Sie haben sich in ihrem Leben intensiv mit Marx' und Engels auseinandergesetzt und kürzlich eine Neuausgabe des Kapitals herausgebracht, an der Sie zwanzig Jahre gearbeitet haben. Was fasziniert sie an Marx‘ Werk?
Abgesehen von den vielen interessanten Passagen in seinem Werk, fand ich das Faszinierendste an Marx immer, wie er sich im Spannungsfeld von Wissenschaft und Politik bewegt hat. Er war Ökonom und Revolutionär in Personalunion. Und ich glaube, dass seine politische Tätigkeit ihn in seiner wissenschaftlichen Arbeit stimuliert hat – auch wenn er sich immer wieder darüber beschwert hat, dass die Politik ihm die Zeit für sein Werk stehle.

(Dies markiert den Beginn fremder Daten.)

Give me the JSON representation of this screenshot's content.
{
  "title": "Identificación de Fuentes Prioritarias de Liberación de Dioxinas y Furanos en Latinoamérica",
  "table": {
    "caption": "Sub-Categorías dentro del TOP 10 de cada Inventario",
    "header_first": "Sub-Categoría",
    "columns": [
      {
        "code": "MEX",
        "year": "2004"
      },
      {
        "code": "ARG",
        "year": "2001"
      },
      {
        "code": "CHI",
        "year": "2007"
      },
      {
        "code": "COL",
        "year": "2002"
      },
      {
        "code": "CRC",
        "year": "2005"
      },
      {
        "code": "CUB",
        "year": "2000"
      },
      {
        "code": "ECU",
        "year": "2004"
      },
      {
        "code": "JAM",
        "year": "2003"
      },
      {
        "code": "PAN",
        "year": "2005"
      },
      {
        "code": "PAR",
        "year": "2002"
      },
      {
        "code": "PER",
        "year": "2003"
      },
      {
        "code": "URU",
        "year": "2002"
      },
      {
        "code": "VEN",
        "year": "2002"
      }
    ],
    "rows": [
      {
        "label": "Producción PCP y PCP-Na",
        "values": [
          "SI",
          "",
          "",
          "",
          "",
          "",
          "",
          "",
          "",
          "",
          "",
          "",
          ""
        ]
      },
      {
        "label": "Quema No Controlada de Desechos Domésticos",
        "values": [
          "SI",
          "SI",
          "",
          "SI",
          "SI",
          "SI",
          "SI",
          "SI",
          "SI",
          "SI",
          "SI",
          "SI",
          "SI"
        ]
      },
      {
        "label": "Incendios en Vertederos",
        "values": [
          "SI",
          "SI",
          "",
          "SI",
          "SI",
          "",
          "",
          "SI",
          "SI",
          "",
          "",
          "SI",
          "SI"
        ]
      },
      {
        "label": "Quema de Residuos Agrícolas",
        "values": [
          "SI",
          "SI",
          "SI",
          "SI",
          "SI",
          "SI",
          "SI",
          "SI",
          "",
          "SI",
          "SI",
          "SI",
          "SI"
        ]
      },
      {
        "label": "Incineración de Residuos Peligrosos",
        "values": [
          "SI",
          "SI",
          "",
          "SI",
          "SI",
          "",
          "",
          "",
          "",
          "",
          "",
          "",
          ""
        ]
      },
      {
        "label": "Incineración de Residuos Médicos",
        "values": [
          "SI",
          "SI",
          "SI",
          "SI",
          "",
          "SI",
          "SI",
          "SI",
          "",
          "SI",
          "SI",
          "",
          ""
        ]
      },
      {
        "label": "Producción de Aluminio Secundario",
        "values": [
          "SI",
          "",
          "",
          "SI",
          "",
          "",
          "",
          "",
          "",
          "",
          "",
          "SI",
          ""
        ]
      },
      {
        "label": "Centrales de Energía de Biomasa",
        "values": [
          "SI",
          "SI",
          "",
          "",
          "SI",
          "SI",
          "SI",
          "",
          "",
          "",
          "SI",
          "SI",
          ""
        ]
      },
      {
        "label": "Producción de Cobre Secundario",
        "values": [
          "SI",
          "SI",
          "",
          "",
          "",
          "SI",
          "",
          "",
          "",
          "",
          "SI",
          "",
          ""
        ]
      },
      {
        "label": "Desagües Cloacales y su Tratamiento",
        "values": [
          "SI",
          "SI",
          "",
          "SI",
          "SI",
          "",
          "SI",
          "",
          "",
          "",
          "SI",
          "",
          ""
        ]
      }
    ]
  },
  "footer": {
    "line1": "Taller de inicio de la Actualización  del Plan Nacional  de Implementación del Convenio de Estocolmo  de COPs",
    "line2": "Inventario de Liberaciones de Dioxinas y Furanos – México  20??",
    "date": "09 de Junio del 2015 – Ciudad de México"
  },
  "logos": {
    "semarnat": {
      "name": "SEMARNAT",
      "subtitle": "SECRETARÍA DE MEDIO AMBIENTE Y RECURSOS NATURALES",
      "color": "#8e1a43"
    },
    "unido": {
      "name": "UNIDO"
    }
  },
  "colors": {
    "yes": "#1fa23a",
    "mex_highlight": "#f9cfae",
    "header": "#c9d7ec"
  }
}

Was an ihrer Neuausgabe der Kritik der politischen Ökonomie ist anders als bei vorherigen Fassungen?
Ich habe insbesondere Marx' Änderungen für die französische Auflage in die deutsche eingearbeitet, denn da hatte er wichtige Verbesserungen umgesetzt. Zum einen hat er die Verständlichkeit durch einen logischeren Aufbau erhöht. Zum anderen neue wichtige Begriffe eingeführt und differenziert, wie zum Beispiel die Unterscheidung zwischen Konzentration – es gibt immer mehr Kapital – und Zentralisation – es gibt immer weniger Kapitalisten. Aus beidem folgt einer der Gründe für Marx' aktuelle Relevanz: die Zunahme der weltweiten Ungleichheit. Denn wenn immer größerer Reichtum sich in immer weniger Händen zentralisiert, dann verstärkt das die Ungleichheit zwischen Besitzenden und Arbeitenden.